Histoire veritable et divertissante de la naissance de Mie Margot
et de ses aventures jusqu’à present
. 1735.
Gr. in-4 de 2 feuillets1.

Le bruit que fait tous les jours la célèbre Mie Margot est trop universellement repandu, tant dans Paris que dans la province, pour qu’on puisse garder le silence sur la naissance et l’origine de cette héroïne moderne. Son arrivée subite à Paris, annoncée d’abord par la plus épaisse populace, pouvoit faire soupçonner la noblesse de son extraction ; mais, tous faits bien examinez, on en a fait une exacte découverte. Cette aimable fille naquit à Amboise au mois de février de l’année 1720, dans les jours les plus licentieux du carnaval. Son père, qu’on appeloit Eustache Dubois, et sa mère, nommée Jacqueline Rognon, ne purent contenir leur joye à la naissance de cet enfant de jubilation. Les songes qu’avoit faits sa mère, et qui avoient servi d’avant-coureurs à cette naissance illustre, les avoient avertis de la haute reputation à laquelle parviendroit leur fille Margot. Sa mère, Jacqueline Rognon, avoit, entr’autres songes, rêvé, quelques jours avant de mettre au monde cette singulière creature, qu’elle accouchoit d’un tambour, et que le bruit eclatant qu’il faisoit frappoit les oreilles de toute la ville. Ce rêve, joint à d’autres de mesme estoffe, engagea son père Eustache à faire tirer son horoscope. À la minute mesme que Margot vit la lumière, le plus fameux sorcier d’Amboise fut mandé. Après avoir fait passer toutes les etoiles par les quatre règles de l’arithmetique, et avoir malicieusement envisagé la gentille Margot, il resta comme en extase, et dit avec un ton de ravissement que cette fille feroit le plaisir du plus grand royaume de l’Europe, et qu’elle passeroit par les mains et par la langue de tout le monde. Comme les oracles sont toujours equivoques ses parens prirent les termes de cette prediction du bon côté.

La petite Margot croissoit de jour en jour, et ses graces se developpoient à vüe d’oeil.
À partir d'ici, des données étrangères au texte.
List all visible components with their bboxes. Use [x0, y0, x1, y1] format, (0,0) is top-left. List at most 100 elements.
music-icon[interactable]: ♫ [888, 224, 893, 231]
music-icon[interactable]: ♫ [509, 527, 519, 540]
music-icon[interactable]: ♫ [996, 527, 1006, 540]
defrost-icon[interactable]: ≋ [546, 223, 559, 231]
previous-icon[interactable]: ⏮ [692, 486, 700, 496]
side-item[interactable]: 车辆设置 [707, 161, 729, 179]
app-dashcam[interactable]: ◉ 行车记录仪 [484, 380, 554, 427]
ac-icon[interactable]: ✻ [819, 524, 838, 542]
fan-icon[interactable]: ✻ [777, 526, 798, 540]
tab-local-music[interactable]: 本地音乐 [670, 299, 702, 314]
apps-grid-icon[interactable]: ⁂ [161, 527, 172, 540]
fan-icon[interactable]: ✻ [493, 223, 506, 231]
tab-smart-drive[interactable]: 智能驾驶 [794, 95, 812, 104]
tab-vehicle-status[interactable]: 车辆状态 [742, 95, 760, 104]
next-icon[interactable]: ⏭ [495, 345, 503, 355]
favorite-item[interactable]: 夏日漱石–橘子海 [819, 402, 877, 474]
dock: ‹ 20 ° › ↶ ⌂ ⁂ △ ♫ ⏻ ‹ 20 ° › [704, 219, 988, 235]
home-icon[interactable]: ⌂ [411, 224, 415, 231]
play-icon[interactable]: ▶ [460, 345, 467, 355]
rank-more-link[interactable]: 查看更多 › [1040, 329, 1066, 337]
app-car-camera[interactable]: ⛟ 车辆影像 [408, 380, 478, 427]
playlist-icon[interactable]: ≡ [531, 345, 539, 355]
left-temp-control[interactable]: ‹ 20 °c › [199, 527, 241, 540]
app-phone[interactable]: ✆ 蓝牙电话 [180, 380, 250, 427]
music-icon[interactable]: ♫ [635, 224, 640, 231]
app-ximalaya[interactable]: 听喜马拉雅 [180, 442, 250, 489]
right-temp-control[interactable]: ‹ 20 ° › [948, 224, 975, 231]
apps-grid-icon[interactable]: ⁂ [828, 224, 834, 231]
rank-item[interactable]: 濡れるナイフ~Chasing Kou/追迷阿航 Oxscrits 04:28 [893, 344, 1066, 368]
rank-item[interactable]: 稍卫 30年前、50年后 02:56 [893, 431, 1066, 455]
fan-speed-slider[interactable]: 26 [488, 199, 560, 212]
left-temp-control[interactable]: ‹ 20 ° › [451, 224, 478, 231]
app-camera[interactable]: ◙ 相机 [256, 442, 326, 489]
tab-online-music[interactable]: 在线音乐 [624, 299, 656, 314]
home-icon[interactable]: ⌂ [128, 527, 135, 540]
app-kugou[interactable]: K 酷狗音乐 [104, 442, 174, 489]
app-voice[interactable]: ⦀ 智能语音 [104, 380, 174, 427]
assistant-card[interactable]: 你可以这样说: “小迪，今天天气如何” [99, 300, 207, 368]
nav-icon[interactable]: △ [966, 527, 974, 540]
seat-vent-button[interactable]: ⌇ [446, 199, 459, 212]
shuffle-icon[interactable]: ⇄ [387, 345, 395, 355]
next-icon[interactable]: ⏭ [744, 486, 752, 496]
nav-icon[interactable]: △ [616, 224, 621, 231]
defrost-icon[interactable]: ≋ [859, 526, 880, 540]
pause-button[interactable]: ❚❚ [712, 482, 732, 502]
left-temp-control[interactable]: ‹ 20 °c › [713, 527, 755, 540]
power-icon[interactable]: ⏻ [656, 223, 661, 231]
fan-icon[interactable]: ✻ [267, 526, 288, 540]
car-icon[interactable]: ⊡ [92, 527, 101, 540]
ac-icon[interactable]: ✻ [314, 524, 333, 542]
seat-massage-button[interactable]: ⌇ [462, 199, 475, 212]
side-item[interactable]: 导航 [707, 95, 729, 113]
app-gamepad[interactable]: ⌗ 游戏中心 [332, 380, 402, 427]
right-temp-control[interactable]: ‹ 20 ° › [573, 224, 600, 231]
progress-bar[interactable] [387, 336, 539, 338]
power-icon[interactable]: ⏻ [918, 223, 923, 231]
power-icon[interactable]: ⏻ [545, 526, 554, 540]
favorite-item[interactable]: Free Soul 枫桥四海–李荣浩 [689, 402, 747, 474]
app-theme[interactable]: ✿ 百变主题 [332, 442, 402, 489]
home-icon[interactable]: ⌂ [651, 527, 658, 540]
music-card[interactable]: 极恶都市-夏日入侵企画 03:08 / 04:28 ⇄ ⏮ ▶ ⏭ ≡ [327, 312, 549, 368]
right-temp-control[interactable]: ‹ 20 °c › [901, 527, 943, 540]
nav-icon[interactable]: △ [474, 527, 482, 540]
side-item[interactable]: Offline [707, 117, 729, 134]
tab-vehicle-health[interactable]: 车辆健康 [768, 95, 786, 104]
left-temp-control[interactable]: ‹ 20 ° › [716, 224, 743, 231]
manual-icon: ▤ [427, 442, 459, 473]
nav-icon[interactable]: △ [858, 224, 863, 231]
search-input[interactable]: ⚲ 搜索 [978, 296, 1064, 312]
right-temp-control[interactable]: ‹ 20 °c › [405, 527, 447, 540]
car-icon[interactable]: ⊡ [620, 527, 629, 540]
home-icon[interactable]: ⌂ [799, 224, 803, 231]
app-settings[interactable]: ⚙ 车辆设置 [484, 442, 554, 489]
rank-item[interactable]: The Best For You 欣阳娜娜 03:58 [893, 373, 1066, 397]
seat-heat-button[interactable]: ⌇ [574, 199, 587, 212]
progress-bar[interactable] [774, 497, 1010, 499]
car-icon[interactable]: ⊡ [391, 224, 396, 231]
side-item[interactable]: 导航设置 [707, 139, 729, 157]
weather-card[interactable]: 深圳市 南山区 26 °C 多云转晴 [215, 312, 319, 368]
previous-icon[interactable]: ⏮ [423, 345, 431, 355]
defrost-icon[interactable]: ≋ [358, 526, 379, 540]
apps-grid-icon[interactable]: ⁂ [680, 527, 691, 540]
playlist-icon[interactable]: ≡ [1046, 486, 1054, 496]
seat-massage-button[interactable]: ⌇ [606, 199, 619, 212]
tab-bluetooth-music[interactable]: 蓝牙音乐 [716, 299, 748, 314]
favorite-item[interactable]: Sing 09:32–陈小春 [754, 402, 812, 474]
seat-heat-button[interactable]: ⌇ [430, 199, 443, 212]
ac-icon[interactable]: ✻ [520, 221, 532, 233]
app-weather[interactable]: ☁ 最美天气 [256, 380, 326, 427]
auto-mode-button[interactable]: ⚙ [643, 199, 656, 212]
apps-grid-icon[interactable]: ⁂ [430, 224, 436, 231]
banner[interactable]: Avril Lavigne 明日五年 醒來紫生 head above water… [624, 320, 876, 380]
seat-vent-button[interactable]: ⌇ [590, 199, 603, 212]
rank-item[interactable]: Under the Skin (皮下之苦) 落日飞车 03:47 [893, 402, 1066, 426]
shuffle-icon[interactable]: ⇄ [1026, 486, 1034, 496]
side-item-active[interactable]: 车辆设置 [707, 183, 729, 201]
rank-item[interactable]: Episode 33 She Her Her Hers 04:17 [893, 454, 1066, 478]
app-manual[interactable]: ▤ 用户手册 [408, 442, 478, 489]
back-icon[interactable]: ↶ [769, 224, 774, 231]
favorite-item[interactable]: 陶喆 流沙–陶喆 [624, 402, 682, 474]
Il s’agit de vous faire son portrait : c’est l’usage des historiens. Vous n’attendrez pas long-tems, car le voici :

Ses cheveux étoient d’un blond tirant sur le tombac2, ses yeux assez brillans et d’une fripponnerie à craindre, son nez entre le ziste et le zeste, ses dents inégales, mais d’une olive claire ; sa bouche entre ronde et ovale, et son teint d’un blanc qui, joint avec le roux de sa chevelure et de ses sourcils, representoit un satin blanc de lait broché d’or ; sa gorge sociable ; sa taille etoit haute et menue, et son panier si large, que depuis la ceinture jusqu’à la tête, qu’elle avoit extremement bichonnée, elle ressembloit à un oranger en caisse3.

Son père, qui n’etoit qu’un simple remouleur de couteaux d’ancienne fabrique, et sa mère, qui n’étoit qu’une tripière en détail, ne lui refusèrent rien de l’education qu’on donne à une fille de son rang. La petite Margot, qui, grace à ses manières affables et prevenantes pour tout le monde, avoit mérité le nom de ma Mie, fit voir une curiosité sans exemple pour les romans, et surtout pour les grandes histoires où il etoit parlé d’enlèvement de filles et de femmes. J’oubliois à vous dire qu’on avoit predit à sa mère qu’elle seroit enlevée plus d’une fois en sa vie. Sa mère voulut la stiler dans les fonctions de son negoce ; mais ma Mie Margot, qui n’avoit nulle inclination pour la tripe, sortit un jour de la maison paternelle, et arriva à Paris entre chien et loup ; elle se logea dans le faubourg Saint-Germain, et, ayant eu l’indiscretion d’y decliner son nom, ce fut à qui publieroit le premier son arrivée. D’abord les ecosseuses de pois ne repetèrent autre chose au coin des rues ; les polissons furent leur echo : bientôt toute la ville en fut imbue.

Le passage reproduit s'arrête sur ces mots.